Tenka1 Programmer Contest (C,D,E)

第一把 AtCoder，可以说是真的菜了，E 题调到死都没调出来...

地址

C - Align

题意

给定 n 个数字，要求排成一排后任意两个数字之差的绝对值之和最大，求最大值

分析

一定是将数列排序后分成两半，前一半和后一半交替排列。绝对值符号可以去掉，然后每个数字计算次数只跟其位置有关，最后分类讨论一下就好了。

#include <bits/stdc++.h>
using namespace std;
typedef long long ll;
const int N = 1e5+5;
int n, a[N];
int main() {
    scanf("%d", &n);
    for (int i = 1; i <= n; i++) scanf("%d", &a[i]);
    sort(a+1, a+1+n);
    if (n%2 == 0) {
        ll ans = 0;
        for (int i = 1; i < n/2; i++) ans -= 2*a[i];
        ans -= a[n/2];
        ans += a[n/2+1];
        for (int i = n/2+2; i <= n; i++) ans += 2*a[i];
        cout << ans << endl;
    } else {
        ll ans = 0;
        ans -= a[n/2];
        ans -= a[n/2+1];
        for (int i = 1; i < n/2; i++) ans -= 2*a[i];
        for (int i = n/2+2; i <= n; i++) ans += 2*a[i];
        ll ans2 = 0;
        for (int i = 1; i <= n/2; i++) ans2 -= 2*a[i];
        ans2 += a[n/2+2];
        ans2 += a[n/2+1];
        for (int i = n/2+3; i <= n; i++) ans2 += 2*a[i];
        ans = max(ans, ans2);
        cout << ans << endl;
    }
}

D - Crossing

题意

给定 n，问是否存在这样的集合组：

• 1-n 每个数字都恰好被包含在两个集合中
• 任意两个集合仅有一个相同数字

分析

n 条边的完全图

#include <bits/stdc++.h>
using namespace std;
int n;
int check(int n) {
    for (int i = 1; i*(i-1)/2 <= n; i++) 
        if (i*(i-1)/2 == n) return i;
    return 0;
}
int mp[505][505];
int main() {
    scanf("%d", &n);
    int k = check(n);
    if (!k) puts("No");
    else {
        puts("Yes");
        for (int i = 1; i <= k; i++)
            for (int j = i+1; j <= k; j++)
                mp[i][j] = mp[j][i] = n--;
        printf("%d\n", k);
        for (int i = 1; i <= k; i++) {
            printf("%d", k-1);
            for (int j = 1; j <= k; j++) {
                if (j == i) continue;
                printf(" %d", mp[i][j]);
            }
            puts("");
        }
    }
}

E - Equilateral

题意

给出一张仅含 '#' 和 '*' 的矩阵，问位置三元组的数目，其满足每个位置上的字符都是 '#' 且任意两点的麦哈顿距离相同

分析

跟题解大致相同的思路。

中心红点是三点麦哈顿距离的交点。

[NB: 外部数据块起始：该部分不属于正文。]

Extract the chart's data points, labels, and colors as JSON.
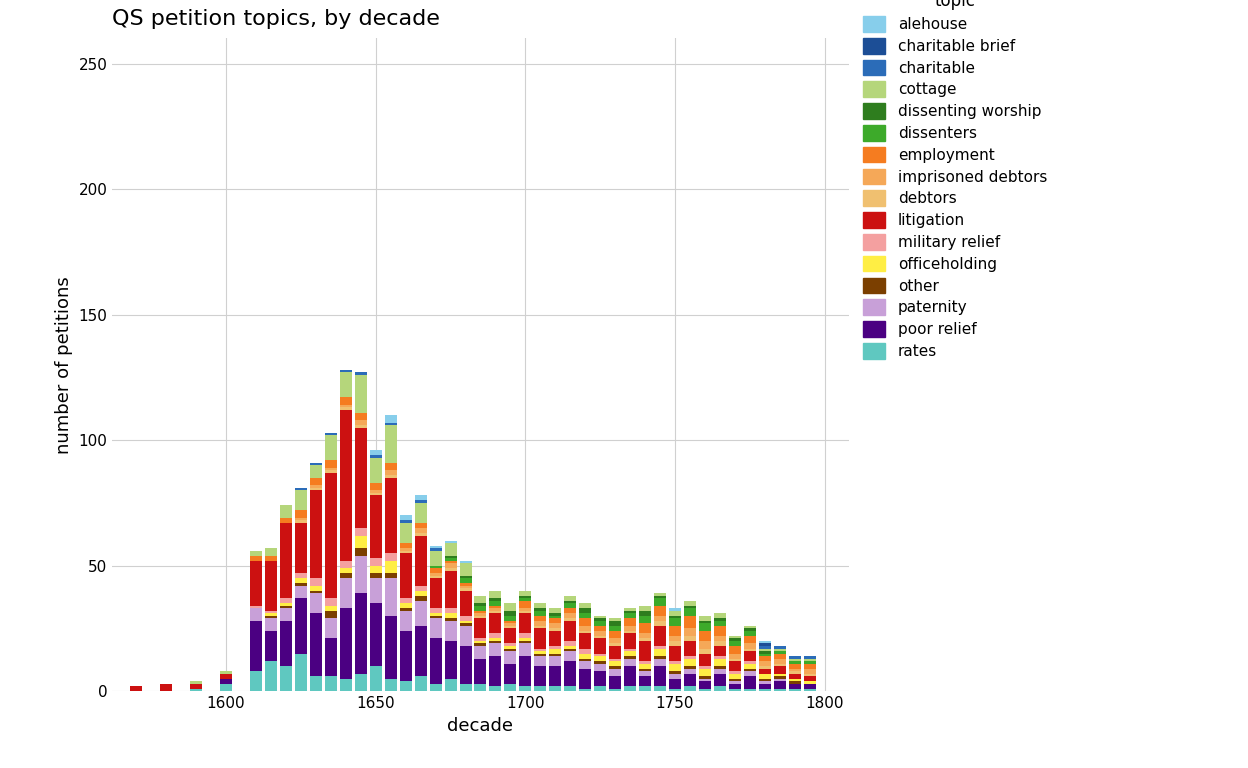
{
  "title": "QS petition topics, by decade",
  "xlabel": "decade",
  "ylabel": "number of petitions",
  "legend_title": "topic",
  "decades": [
    1570,
    1580,
    1590,
    1600,
    1610,
    1615,
    1620,
    1625,
    1630,
    1635,
    1640,
    1645,
    1650,
    1655,
    1660,
    1665,
    1670,
    1675,
    1680,
    1685,
    1690,
    1695,
    1700,
    1705,
    1710,
    1715,
    1720,
    1725,
    1730,
    1735,
    1740,
    1745,
    1750,
    1755,
    1760,
    1765,
    1770,
    1775,
    1780,
    1785,
    1790,
    1795
  ],
  "topics": [
    "rates",
    "poor relief",
    "paternity",
    "other",
    "officeholding",
    "military relief",
    "litigation",
    "debtors",
    "imprisoned debtors",
    "employment",
    "dissenters",
    "dissenting worship",
    "cottage",
    "charitable",
    "charitable brief",
    "alehouse"
  ],
  "colors": {
    "alehouse": "#87CEEB",
    "charitable brief": "#1C4E96",
    "charitable": "#2B6CB8",
    "cottage": "#B5D67B",
    "dissenting worship": "#2E7D1E",
    "dissenters": "#3DAA2A",
    "employment": "#F57C20",
    "imprisoned debtors": "#F5A858",
    "debtors": "#F0C070",
    "litigation": "#CC1111",
    "military relief": "#F4A0A0",
    "officeholding": "#FFEE44",
    "other": "#7B3F00",
    "paternity": "#C8A0D8",
    "poor relief": "#4B0082",
    "rates": "#5FC8C0"
  },
  "data": {
    "rates": [
      0,
      0,
      1,
      3,
      8,
      12,
      10,
      15,
      6,
      6,
      5,
      7,
      10,
      5,
      4,
      6,
      3,
      5,
      3,
      3,
      2,
      3,
      2,
      2,
      2,
      2,
      1,
      2,
      1,
      2,
      2,
      2,
      1,
      2,
      1,
      2,
      1,
      1,
      1,
      1,
      1,
      1
    ],
    "poor relief": [
      0,
      0,
      0,
      2,
      20,
      12,
      18,
      22,
      25,
      15,
      28,
      32,
      25,
      25,
      20,
      20,
      18,
      15,
      15,
      10,
      12,
      8,
      12,
      8,
      8,
      10,
      8,
      6,
      5,
      8,
      4,
      8,
      4,
      5,
      3,
      5,
      2,
      5,
      2,
      3,
      2,
      2
    ],
    "paternity": [
      0,
      0,
      0,
      0,
      5,
      5,
      5,
      5,
      8,
      8,
      12,
      15,
      10,
      15,
      8,
      10,
      8,
      8,
      8,
      5,
      5,
      5,
      5,
      4,
      4,
      4,
      3,
      3,
      3,
      3,
      2,
      3,
      2,
      2,
      1,
      2,
      1,
      2,
      1,
      1,
      0,
      0
    ],
    "other": [
      0,
      0,
      0,
      0,
      0,
      1,
      1,
      1,
      1,
      3,
      2,
      3,
      2,
      2,
      1,
      2,
      1,
      1,
      1,
      1,
      1,
      1,
      1,
      1,
      1,
      1,
      1,
      1,
      1,
      1,
      1,
      1,
      1,
      1,
      1,
      1,
      1,
      1,
      1,
      1,
      1,
      0
    ],
    "officeholding": [
      0,
      0,
      0,
      0,
      0,
      1,
      1,
      2,
      2,
      2,
      2,
      5,
      3,
      5,
      2,
      2,
      1,
      2,
      1,
      1,
      1,
      1,
      1,
      1,
      2,
      1,
      2,
      2,
      2,
      2,
      2,
      3,
      3,
      3,
      3,
      3,
      2,
      2,
      2,
      1,
      1,
      1
    ],
    "military relief": [
      0,
      0,
      0,
      0,
      1,
      1,
      2,
      2,
      3,
      3,
      3,
      3,
      3,
      3,
      2,
      2,
      2,
      2,
      2,
      1,
      2,
      1,
      2,
      1,
      1,
      2,
      2,
      1,
      1,
      1,
      1,
      1,
      1,
      1,
      1,
      1,
      1,
      1,
      0,
      0,
      0,
      0
    ],
    "litigation": [
      2,
      3,
      2,
      2,
      18,
      20,
      30,
      20,
      35,
      50,
      60,
      40,
      25,
      30,
      18,
      20,
      12,
      15,
      10,
      8,
      8,
      6,
      8,
      8,
      6,
      8,
      6,
      6,
      5,
      6,
      8,
      8,
      6,
      6,
      5,
      4,
      4,
      4,
      2,
      3,
      2,
      2
    ],
    "debtors": [
      0,
      0,
      0,
      0,
      0,
      0,
      0,
      1,
      1,
      1,
      1,
      1,
      1,
      1,
      1,
      1,
      1,
      1,
      1,
      1,
      1,
      1,
      1,
      1,
      1,
      1,
      1,
      1,
      1,
      1,
      1,
      2,
      2,
      2,
      2,
      2,
      1,
      1,
      1,
      1,
      1,
      1
    ],
    "imprisoned debtors": [
      0,
      0,
      0,
      0,
      0,
      0,
      0,
      1,
      1,
      1,
      1,
      2,
      1,
      2,
      1,
      2,
      1,
      2,
      1,
      1,
      1,
      1,
      1,
      2,
      2,
      2,
      2,
      2,
      2,
      2,
      2,
      2,
      2,
      3,
      3,
      2,
      2,
      2,
      2,
      2,
      1,
      2
    ],
    "employment": [
      0,
      0,
      0,
      0,
      2,
      2,
      2,
      3,
      3,
      3,
      3,
      3,
      3,
      3,
      2,
      2,
      2,
      1,
      1,
      1,
      1,
      1,
      3,
      2,
      2,
      2,
      3,
      2,
      3,
      3,
      4,
      4,
      4,
      5,
      4,
      4,
      3,
      3,
      2,
      2,
      2,
      2
    ],
    "dissenters": [
      0,
      0,
      0,
      0,
      0,
      0,
      0,
      0,
      0,
      0,
      0,
      0,
      0,
      0,
      0,
      0,
      1,
      1,
      2,
      2,
      2,
      2,
      1,
      2,
      1,
      2,
      2,
      2,
      2,
      2,
      3,
      3,
      3,
      3,
      3,
      2,
      2,
      2,
      1,
      1,
      1,
      1
    ],
    "dissenting worship": [
      0,
      0,
      0,
      0,
      0,
      0,
      0,
      0,
      0,
      0,
      0,
      0,
      0,
      0,
      0,
      0,
      0,
      1,
      1,
      1,
      1,
      2,
      1,
      1,
      1,
      1,
      2,
      1,
      2,
      1,
      2,
      1,
      1,
      1,
      1,
      1,
      1,
      1,
      1,
      0,
      0,
      0
    ],
    "cottage": [
      0,
      0,
      1,
      1,
      2,
      3,
      5,
      8,
      5,
      10,
      10,
      15,
      10,
      15,
      8,
      8,
      6,
      5,
      5,
      3,
      3,
      3,
      2,
      2,
      2,
      2,
      2,
      1,
      1,
      1,
      2,
      1,
      2,
      2,
      2,
      2,
      1,
      1,
      1,
      1,
      1,
      1
    ],
    "charitable": [
      0,
      0,
      0,
      0,
      0,
      0,
      0,
      1,
      1,
      1,
      1,
      1,
      1,
      1,
      1,
      1,
      1,
      0,
      0,
      0,
      0,
      0,
      0,
      0,
      0,
      0,
      0,
      0,
      0,
      0,
      0,
      0,
      0,
      0,
      0,
      0,
      0,
      0,
      1,
      1,
      1,
      1
    ],
    "charitable brief": [
      0,
      0,
      0,
      0,
      0,
      0,
      0,
      0,
      0,
      0,
      0,
      0,
      0,
      0,
      0,
      0,
      0,
      0,
      0,
      0,
      0,
      0,
      0,
      0,
      0,
      0,
      0,
      0,
      0,
      0,
      0,
      0,
      0,
      0,
      0,
      0,
      0,
      0,
      1,
      0,
      0,
      0
    ],
    "alehouse": [
      0,
      0,
      0,
      0,
      0,
      0,
      0,
      0,
      0,
      0,
      0,
      0,
      2,
      3,
      2,
      2,
      1,
      1,
      1,
      0,
      0,
      0,
      0,
      0,
      0,
      0,
      0,
      0,
      0,
      0,
      0,
      0,
      1,
      0,
      0,
      0,
      0,
      0,
      1,
      0,
      0,
      0
    ]
  }
}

a 和 b 长度相同，第三个点坐落在蓝线上。故先枚举中间的红点，再枚举另外俩红点的位置，统计蓝线上的点的数目即可。预处理斜线前缀和，复杂度O(n^3)

#include <bits/stdc++.h>
using namespace std;
typedef long long ll;
const int N = 305;
int n, m;
char mp[3*N][3*N];
int suml[3*N][3*N], sumr[3*N][3*N];
ll solve(int x, int y) {
    ll ans = 0;
    for (int i = 1; i <= n; i++) {
        int num = 0;
        if (mp[x-i][y] == '#') num++;
        if (mp[x+i][y] == '#') num++;
        if (mp[x][y-i] == '#') num++;
        if (mp[x][y+i] == '#') num++;
        if (num == 3) ans++;
        else if (num == 4) ans += 4;
    }
    for (int i = 2; x-i >= N+1 && y-i >= N+1; i++) {
        if (mp[x-i][y] == '.' || mp[x][y-i] == '.') continue;
        int sx = x+1, sy = y+i-1;
        int ex = x+i-1, ey = y+1;
        ans += suml[ex][ey] - suml[sx-1][sy+1];
    }
    for (int i = 2; x-i >= N+1 && y+i <= N+m; i++) {
        if (mp[x-i][y] == '.' || mp[x][y+i] == '.') continue;
        int sx = x+1, sy = y-i+1;
        int ex = x+i-1, ey = y-1;
        ans += sumr[ex][ey] - sumr[sx-1][sy-1];
    }
    for (int i = 2; x+i <= N+n && y+i <= N+m; i++) {
        if (mp[x+i][y] == '.' || mp[x][y+i] == '.') continue;
        int sx = x-i+1, sy = y-1;
        int ex = x-1, ey = y-i+1;
        ans += suml[ex][ey] - suml[sx-1][sy+1];
    }
    for (int i = 2; x+i <= N+n && y-i >= N+1; i++) {
        if (mp[x+i][y] == '.' || mp[x][y-i] == '.') continue;
        int sx = x-i+1, sy = y+1;
        int ex = x-1, ey = y+i-1;
        ans += sumr[ex][ey] - sumr[sx-1][sy-1];
    }
    return ans;
}
int main() {
    scanf("%d%d", &n, &m);
    for (int i = N+1; i <= N+n; i++) scanf("%s", mp[i]+1+N);
    for (int i = 1; i <= 2*N+n; i++)
        for (int j = 1; j <= 2*N+m; j++)
            suml[i][j] = sumr[i][j] = (mp[i][j] == '#');
    for (int i = 1; i <= 2*N+n; i++)
        for (int j = 1; j <= 2*N+m; j++) {
            sumr[i][j] += sumr[i-1][j-1];
            suml[i][j] += suml[i-1][j+1];
        }
    ll ans = 0;
    for (int i = N+1; i <= N+n; i++)
        for (int j = N+1; j <= N+m; j++)
            ans += solve(i, j);
    cout << ans << endl;
}